Course Outcomes
GUE’s Technical Diver Level 1 course is designed to prepare divers for the rigors of technical diving and to familiarize them with the use of different breathing and decompression mixtures. Additional course outcomes include: cultivating, integrating, and expanding the essential skills required for safe technical diving; problem identification and resolution; the use of double tanks/cylinders and the potential failure problems associated with them; the use of Nitrox for accelerated and general decompression strategies; the use of Helium to minimize narcosis; and the applications of single decompression stage diving, with respect to decompression procedures.
Prerequisites
Applicants for a Tech 1 course must:
- Submit a completed registration form, a medical history, and a liability release to GUE Headquarters.
- Be physically and mentally fit.
- Hold insurance that will cover diving emergencies such as hyperbaric treatment, e.g. DAN Master-level insurance or equivalent.
- Be a nonsmoker.
- Obtain a physician’s prior written authorization for the use of prescription drugs, except for birth control, or for any prior medical condition that may pose a risk while diving.
- Be a minimum of 18 years of age.
- Have earned a GUE Fundamentals “Technical” pass.
- Have a minimum of 100 logged dives beyond open water certification.
Course Content
The Tech 1 course is normally conducted over a six days, requires nine dives and a minimum 40 hours of instruction, encompassing classroom, land drills and in-water work.
Tech 1 Specific Training Standards
- Student-to-instructor ratio is not to exceed 6:1 during land drill or surface exercises; ratios cannot exceed 3:1 during any in-water training.
- Maximum depth of 170 feet/51 meters.
- Dives should not be planned to incur more than 30 minutes of decompression time as established by GUE’s DecoPlanner.
- No overhead diving except by active GUE Cave 2 Level instructors while teaching in the cave environment.
- Students participating in a Tech 1 course conducted in a cave must be at least GUE Cave 2 divers.
Training Materials
GUE training materials and recommended reading as determined by the course study packet received via online download after GUE course registration.
Academic Topics
- Introduction: GUE organization and course overview (objectives, limits, expectations)
- History of technical diving
- Situational awareness
- Dive planning and gas management
- Building a solid dive plan
- Gas requirements
- Gas strategies
- Breathing gas dynamics
- Physics review
- Oxygen toxicity
- Narcosis and CO2
- Gas density
- GUE standard gasses
- Decompression
- Physics and physiology
- Dissolved gas theories
- Bubble control models
- Decompression illness
- Practical decompression
- Using decompression gasses
- Decompression strategies
- Contingency managements
Land Drills
- Reel and guideline use
- Dive team formation, communication and protocols
- Manifold operation and failures
- Decompression bottle and switching procedures
- Decompression cylinder failure protocols
Required Dive Skills and Drills
- Demonstrate proficiency in safe diving techniques; this would include pre-dive preparations, inwater activity, and post-dive assessment.
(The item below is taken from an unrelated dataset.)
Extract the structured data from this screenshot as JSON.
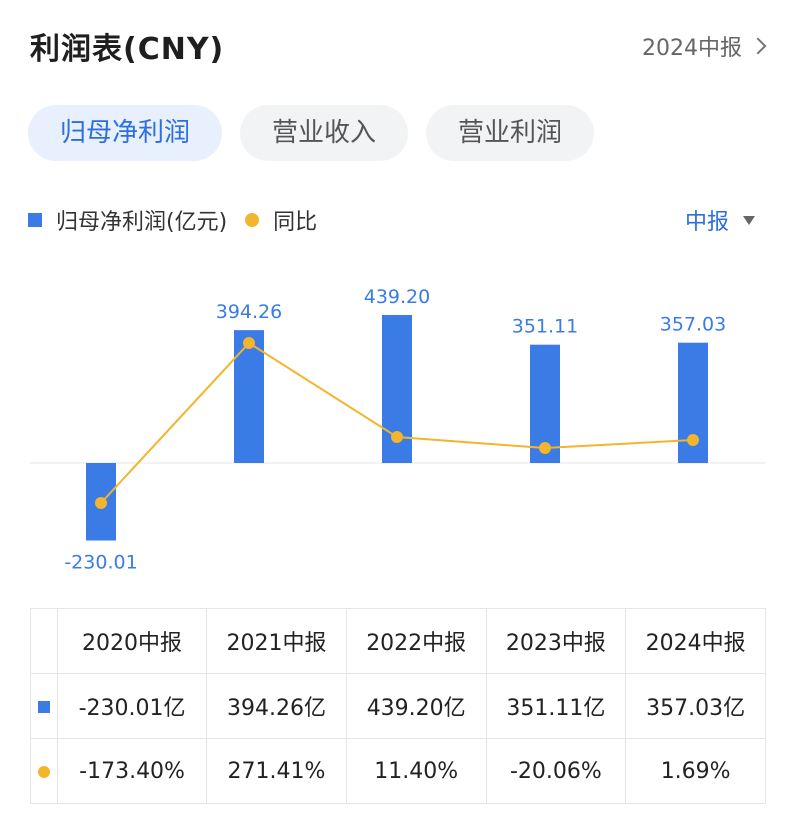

- Demonstrate awareness of team member location and concern for safety, responding quickly to visual indications and dive partner needs.
- Demonstrate a safe and responsible demeanor throughout all training.
- Demonstrate proficiency in underwater communication.
- Demonstrate basic proficiency managing a GUE equipment configuration.
- Demonstrate safe ascent and descent procedures.
- Must be able to swim at least 400 yards/375 meters in less than 14 minutes without stopping. This test should be conducted in a swimsuit and, where necessary, appropriate thermal protection.
- Must be able to swim a distance of at least 60 feet/18 meters on a breath hold while submerged.
- Demonstrate proficiency in gas failure procedures, including valve manipulation, gas sharing, and regulator switching as appropriate.
- Demonstrate proficiency in surface marker buoy deployment.
- Demonstrate proficiency in switching to a backup mask.
- Demonstrate familiarity with required course equipment.
- Demonstrate proficiency in managing gas sharing scenarios, to include a prolonged gas sharing event.
- Comfortably demonstrate at least three propulsion techniques that would be appropriate in delicate and/or silty environments; one of these kicks must be the backward kick.
- Demonstrate reasonable proficiency with a single decompression cylinder.
- Demonstrate proficiency with effective decompression techniques, including depth and time management.
- Demonstrate dive rescue techniques, including effective management of an unconscious diver.
- Demonstrate good buoyancy and trim, i.e. approximate reference is a maximum of 20 degrees off horizontal while remaining within 3 feet/1 meter of a target depth.
- Demonstrate the ability to manage a failed decompression cylinder using available team resources.
Equipment Requirements
GUE base configuration as outlined in Appendix A, plus:
- GUE double tank configuration
- Primary and backup lights
- One decompression cylinder
- Small argon regulator and bottle where appropriate
- One primary reel per team
Prior to the commencement of class, students should consult with a GUE representative to verify equipment requirements and appropriateness of any selected equipment.